Cogster's member businesses could eventually save money on advertising, Bisbee said. "This is almost marketing in reverse," he said. "Instead of paying for a radio ad and hoping people come in the door, this is raising money day one and only paying against it if customers continue to come back over time."

Cogster, which perhaps not surprisingly was funded by seed money from friends and family, is run for a profit; Bisbee keeps 10% of the money raised.

He said he believes the service could help businesses if and when they seek traditional financing from a bank. They'll be able to demonstrate they've built not only a capital cushion, but also a steady following of customers, he said. "We are helping offset the risk that local bankers have traditionally bared over time with small businesses and we're authenticating or legitimizing the value of these local mom-and-pop businesses," Bisbee said.

Analysts were skeptical of this idea. "I don't think [bankers ask] 'How many followers do you have on Facebook?' " said Mark Schwanhausser, a senior analyst at Javelin Strategy and Research in Pleasanton, Calif. "I can't imagine this is going to be a telling factor to a lender. It is a measure of community support. But isn't it more basic to say 'We've brought in more revenues than we've spent in the last couple of months. Here's our cash flow. Here's our business plan.' I think that's what a banker will look at more closely."

Elaine Meder-Wilgus, the owner of Webster's Bookstore Cafe in State College has become a sort of poster child for the Cogster site — an emblem of what it's capable of helping businesses achieve.

Meder-Wilgus' sales began to drop off in the fall of 2008. An increase in postage costs further squeezed her cash flow. She began to fall behind on the store's rent payments.

At the beginning of this year, Meder-Wilgus started the process of refinancing her loans with a local community bank, but at the end of June, the refi hadn't been finalized. On July 1, she got a 30-day eviction notice.

The public outcry over the store's possible demise "was instantaneous," Meder-Wilgus said. In a matter of days, she had signatures from 3,600 community members pledging their support, and raised several thousand dollars through the Cogster site. On July 15, Meder-Wilgus set a goal to raise $40,000 by the beginning of September.

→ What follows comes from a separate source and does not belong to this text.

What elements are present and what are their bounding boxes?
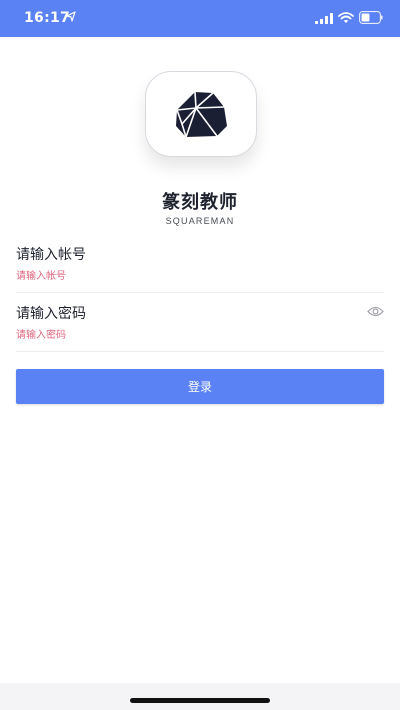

She is a little more than half way there.

Meder-Wilgus said her bank, which she declined to identify, took notice of the community's support. "They said 'We see the community outpouring and we'll get the refinancing done.' "

Meder-Wilgus was forced to move out of the store's downtown location at the end of July, but the support she's received through Cogster will help her to reopen in a new location, she said, something that once seemed unthinkable. "The Cogster money certainly contributed," she said.